Это казалось невозможным. У мисс Амес было столько поводов, чтобы жить.

Слегка дрожавшими пальцами Руби расстегнула сбоку платье, повесила его на крючок на стене ванной комнаты, потом осмотрела себя в зеркале в полный рост, пока расстегивала бюстгальтер и стаскивала трусики с бедер. У некоторых девушек это место красивое. У некоторых — нет. Она считала, что у нее красивое.

Она надеялась, что понравится Уолли. Хотя, если он такой же, как большинство других ребят, с которыми она встречалась, он, возможно, не заметит. Когда у ребят на уме лишь одно, им все равно, как ты выглядишь. Тебе достаточно быть девушкой.

Она сняла пояс с резинками, потом села на край ванной, чтобы снять туфли и чулки.

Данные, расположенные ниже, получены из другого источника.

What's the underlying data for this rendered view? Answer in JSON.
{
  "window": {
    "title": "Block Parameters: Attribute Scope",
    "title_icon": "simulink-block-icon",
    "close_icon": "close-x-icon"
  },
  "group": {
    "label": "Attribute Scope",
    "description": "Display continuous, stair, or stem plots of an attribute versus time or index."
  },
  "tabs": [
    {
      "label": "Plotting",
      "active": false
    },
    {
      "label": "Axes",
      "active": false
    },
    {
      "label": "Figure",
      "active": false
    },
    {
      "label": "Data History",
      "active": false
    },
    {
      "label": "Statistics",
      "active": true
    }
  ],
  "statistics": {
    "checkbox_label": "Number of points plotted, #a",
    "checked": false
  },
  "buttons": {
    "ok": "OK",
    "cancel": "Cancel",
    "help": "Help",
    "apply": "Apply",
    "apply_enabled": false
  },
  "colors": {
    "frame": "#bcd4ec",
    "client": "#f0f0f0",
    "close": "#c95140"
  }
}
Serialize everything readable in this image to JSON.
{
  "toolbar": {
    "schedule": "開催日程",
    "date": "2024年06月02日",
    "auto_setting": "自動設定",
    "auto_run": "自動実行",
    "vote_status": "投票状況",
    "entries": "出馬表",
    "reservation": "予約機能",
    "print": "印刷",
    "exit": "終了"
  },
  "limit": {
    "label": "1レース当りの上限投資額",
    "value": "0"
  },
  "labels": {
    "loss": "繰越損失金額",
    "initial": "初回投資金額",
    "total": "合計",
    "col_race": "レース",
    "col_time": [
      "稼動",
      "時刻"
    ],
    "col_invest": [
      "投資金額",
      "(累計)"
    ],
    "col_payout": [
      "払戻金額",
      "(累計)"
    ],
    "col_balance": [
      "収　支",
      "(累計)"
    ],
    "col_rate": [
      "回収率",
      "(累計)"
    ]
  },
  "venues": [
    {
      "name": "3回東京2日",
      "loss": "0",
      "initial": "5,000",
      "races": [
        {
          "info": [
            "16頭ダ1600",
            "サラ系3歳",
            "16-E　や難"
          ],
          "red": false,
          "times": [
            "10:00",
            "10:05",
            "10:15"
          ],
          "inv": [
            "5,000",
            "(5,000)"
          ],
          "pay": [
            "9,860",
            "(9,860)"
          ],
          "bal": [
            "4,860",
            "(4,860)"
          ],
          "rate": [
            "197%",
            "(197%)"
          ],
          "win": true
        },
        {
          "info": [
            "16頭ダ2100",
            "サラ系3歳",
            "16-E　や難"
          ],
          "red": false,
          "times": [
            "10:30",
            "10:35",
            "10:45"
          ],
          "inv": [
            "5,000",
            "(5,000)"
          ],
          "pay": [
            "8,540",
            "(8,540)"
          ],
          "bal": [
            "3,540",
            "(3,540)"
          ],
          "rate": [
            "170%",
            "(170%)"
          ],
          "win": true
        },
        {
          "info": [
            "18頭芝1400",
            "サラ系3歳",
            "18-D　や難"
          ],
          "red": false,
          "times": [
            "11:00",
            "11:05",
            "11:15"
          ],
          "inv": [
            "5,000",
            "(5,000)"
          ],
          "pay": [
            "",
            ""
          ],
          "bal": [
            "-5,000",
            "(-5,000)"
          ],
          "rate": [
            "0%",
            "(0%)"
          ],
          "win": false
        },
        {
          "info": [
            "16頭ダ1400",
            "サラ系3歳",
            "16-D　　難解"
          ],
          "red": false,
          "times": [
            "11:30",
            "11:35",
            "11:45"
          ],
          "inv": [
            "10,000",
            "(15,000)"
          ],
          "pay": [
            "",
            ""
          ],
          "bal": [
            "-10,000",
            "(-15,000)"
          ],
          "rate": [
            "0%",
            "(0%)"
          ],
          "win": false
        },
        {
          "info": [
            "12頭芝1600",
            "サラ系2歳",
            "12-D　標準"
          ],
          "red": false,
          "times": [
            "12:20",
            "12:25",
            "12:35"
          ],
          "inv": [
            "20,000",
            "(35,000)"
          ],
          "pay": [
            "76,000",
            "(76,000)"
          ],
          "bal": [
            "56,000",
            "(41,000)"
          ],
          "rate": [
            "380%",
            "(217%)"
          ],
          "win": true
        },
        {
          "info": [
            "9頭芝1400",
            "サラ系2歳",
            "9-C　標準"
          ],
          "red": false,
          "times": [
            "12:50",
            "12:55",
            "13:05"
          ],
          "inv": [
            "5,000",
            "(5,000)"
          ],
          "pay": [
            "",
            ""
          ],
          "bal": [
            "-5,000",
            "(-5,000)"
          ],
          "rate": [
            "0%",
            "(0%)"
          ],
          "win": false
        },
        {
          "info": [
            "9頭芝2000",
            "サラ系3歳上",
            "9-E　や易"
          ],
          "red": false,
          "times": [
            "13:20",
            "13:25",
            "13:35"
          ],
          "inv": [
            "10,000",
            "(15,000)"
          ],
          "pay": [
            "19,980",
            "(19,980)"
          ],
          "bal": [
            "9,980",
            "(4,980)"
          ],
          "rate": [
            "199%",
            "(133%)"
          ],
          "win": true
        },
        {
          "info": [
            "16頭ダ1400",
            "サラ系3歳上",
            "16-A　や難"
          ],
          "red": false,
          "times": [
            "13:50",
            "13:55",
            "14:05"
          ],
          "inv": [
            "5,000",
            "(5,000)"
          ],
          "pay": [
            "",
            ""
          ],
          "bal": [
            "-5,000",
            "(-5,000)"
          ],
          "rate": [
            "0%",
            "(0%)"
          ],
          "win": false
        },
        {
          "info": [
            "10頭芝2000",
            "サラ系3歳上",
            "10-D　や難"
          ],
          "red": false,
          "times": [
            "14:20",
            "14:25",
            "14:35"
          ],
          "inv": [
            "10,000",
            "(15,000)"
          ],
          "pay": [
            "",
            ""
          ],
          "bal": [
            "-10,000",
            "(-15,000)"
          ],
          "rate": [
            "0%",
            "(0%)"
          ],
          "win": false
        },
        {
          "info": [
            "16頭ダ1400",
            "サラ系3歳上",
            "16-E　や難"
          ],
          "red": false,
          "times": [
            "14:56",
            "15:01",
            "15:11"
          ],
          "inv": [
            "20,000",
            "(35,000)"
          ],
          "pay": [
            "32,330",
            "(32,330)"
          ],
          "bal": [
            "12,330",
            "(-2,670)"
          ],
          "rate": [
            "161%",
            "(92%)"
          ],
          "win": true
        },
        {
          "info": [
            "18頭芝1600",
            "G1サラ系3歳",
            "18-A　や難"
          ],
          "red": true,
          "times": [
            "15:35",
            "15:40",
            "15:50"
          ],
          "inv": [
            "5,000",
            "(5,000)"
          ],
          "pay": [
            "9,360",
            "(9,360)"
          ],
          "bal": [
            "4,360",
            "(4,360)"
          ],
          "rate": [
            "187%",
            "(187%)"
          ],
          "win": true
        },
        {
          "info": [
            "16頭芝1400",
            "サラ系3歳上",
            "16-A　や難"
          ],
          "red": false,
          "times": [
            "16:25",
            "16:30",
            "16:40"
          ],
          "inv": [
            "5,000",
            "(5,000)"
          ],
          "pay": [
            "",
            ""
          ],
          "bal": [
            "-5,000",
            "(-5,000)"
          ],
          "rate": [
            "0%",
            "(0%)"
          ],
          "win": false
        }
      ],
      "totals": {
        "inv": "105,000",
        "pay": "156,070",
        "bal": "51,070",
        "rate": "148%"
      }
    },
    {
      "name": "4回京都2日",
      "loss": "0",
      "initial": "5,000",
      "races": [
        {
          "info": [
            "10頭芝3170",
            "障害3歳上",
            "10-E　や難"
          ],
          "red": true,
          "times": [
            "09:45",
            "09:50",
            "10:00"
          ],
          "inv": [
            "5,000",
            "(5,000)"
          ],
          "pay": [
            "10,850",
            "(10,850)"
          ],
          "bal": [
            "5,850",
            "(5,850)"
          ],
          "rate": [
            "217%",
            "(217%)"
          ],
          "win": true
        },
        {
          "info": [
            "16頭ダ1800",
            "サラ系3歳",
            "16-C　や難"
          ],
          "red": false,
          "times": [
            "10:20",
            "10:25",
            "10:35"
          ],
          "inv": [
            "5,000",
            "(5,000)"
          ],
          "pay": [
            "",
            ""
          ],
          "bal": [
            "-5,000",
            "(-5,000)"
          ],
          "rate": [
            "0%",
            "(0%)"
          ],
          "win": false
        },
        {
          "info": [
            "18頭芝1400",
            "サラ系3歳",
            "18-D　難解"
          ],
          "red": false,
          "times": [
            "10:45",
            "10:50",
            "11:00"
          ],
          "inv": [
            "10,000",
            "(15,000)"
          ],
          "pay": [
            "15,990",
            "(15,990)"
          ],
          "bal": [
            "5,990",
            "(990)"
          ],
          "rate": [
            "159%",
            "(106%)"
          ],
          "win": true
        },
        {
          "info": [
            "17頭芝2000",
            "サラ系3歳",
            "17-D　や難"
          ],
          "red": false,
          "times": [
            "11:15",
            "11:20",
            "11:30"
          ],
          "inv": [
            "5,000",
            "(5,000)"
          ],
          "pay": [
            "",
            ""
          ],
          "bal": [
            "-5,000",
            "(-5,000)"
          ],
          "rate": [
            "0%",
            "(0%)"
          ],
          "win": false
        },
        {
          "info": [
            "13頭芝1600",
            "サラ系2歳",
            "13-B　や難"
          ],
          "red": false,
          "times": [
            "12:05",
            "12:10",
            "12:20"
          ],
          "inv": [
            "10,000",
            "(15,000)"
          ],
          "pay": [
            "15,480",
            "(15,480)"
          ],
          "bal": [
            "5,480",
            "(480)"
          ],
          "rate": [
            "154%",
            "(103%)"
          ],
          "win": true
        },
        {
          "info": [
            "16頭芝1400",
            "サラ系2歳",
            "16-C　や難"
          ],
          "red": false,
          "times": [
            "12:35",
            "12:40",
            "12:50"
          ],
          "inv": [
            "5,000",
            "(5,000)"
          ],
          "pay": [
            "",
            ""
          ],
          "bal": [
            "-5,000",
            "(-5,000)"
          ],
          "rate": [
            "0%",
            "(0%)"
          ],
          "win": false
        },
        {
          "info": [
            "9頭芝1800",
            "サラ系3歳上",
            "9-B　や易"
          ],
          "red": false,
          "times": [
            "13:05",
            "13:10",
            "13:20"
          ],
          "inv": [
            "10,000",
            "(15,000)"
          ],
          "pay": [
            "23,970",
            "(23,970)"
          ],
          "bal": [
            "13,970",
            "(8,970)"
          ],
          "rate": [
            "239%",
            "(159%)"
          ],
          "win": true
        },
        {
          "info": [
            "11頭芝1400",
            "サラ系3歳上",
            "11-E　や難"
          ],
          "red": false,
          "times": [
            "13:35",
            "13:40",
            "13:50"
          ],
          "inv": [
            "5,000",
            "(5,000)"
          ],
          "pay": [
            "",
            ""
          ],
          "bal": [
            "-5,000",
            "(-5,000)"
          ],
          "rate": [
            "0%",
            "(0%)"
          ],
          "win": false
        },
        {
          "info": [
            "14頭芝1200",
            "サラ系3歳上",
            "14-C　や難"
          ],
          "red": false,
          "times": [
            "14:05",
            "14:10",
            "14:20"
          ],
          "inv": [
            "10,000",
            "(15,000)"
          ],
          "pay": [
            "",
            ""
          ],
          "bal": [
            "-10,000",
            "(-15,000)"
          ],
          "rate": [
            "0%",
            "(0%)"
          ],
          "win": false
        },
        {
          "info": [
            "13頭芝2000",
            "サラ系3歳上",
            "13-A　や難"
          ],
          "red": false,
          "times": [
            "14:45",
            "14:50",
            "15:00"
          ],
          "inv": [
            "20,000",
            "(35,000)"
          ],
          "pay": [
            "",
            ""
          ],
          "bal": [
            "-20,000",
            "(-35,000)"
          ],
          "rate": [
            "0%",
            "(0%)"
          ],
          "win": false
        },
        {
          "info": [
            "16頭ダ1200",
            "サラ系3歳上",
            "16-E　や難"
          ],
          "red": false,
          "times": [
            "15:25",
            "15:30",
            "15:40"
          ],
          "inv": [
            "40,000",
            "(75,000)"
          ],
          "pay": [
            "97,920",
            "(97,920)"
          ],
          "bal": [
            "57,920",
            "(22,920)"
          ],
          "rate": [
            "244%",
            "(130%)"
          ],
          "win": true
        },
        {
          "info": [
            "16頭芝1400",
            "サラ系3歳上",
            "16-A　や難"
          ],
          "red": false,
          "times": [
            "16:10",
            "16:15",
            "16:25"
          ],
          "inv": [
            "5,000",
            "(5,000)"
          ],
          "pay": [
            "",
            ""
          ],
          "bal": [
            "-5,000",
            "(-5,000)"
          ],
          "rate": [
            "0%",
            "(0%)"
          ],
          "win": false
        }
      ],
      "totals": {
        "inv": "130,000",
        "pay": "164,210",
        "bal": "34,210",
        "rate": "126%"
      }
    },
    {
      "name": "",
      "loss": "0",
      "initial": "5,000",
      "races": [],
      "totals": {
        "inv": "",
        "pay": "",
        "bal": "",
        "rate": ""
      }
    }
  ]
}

Как она ни старалась, она не могла не чувствовать себя немного униженной, особенно после того, как сегодня Уолли настоял на том, чтобы отвезти ее познакомиться со своими родителями, и его мама и папа были так любезны с ней.

Его мама называла ее милой деткой.

— Так, значит, это вы — Руби, — улыбнулась она, — та самая девушка, которой Уолли бредит почти целую неделю. Я рада познакомиться с вами, дорогая. И, поскольку у моего сына такой хороший вкус, вы именно такая милая и очаровательная детка, как я и ожидала.

Именно так она и сказала. Без всякого важничанья. Настоянная леди.

Папа Уолли был так же любезен. При всех его деньгах и вывесках с его именем по всему городу, он давал ей почувствовать, что она ничуть не хуже их.

Поговорив немного, все они стали пить чай с печеньем, чай в чашках из твердого английского фарфора, наливаемый из серебряного чайника. Достаточно было посмотреть на него, чтобы понять, что это серебро установленной пробы. И проживи она хоть сто лет, ей никогда не забыть их дом. Такие вы видите редко, разве что в кино: огромный, с высокими потолками в гостиной, с высокими двустворчатыми окнами, с роялем и дворецким, открывающим дверь, и горничной в униформе, подававшей чашки с чаем.

Руби поняла, что плачет, и быстро провела по щекам тыльной стороной ладони. Она не обманывала Уолли. Он получит то, что хочет. Но она в некотором роде обманывала его родителей.

Они считали ее «милой деткой».

Она отыскала в сумочке свою косметичку и припудрила подтеки от слез на щеках. С другой стороны, сколько ребят в восьмилетних «фордах», и лысых мистеров Кронкайтов, и толстых глупых матерей, и сестер, которые кашляют, потом сплевывают в раковину и открывают мусоропровод, приходилось терпеть миссис Уоллас К. Фабер III? Ей нужно жить своей жизнью. От Гавайев до Лос-Анджелеса — две тысячи миль. А письма у нее выходят не слишком хорошо.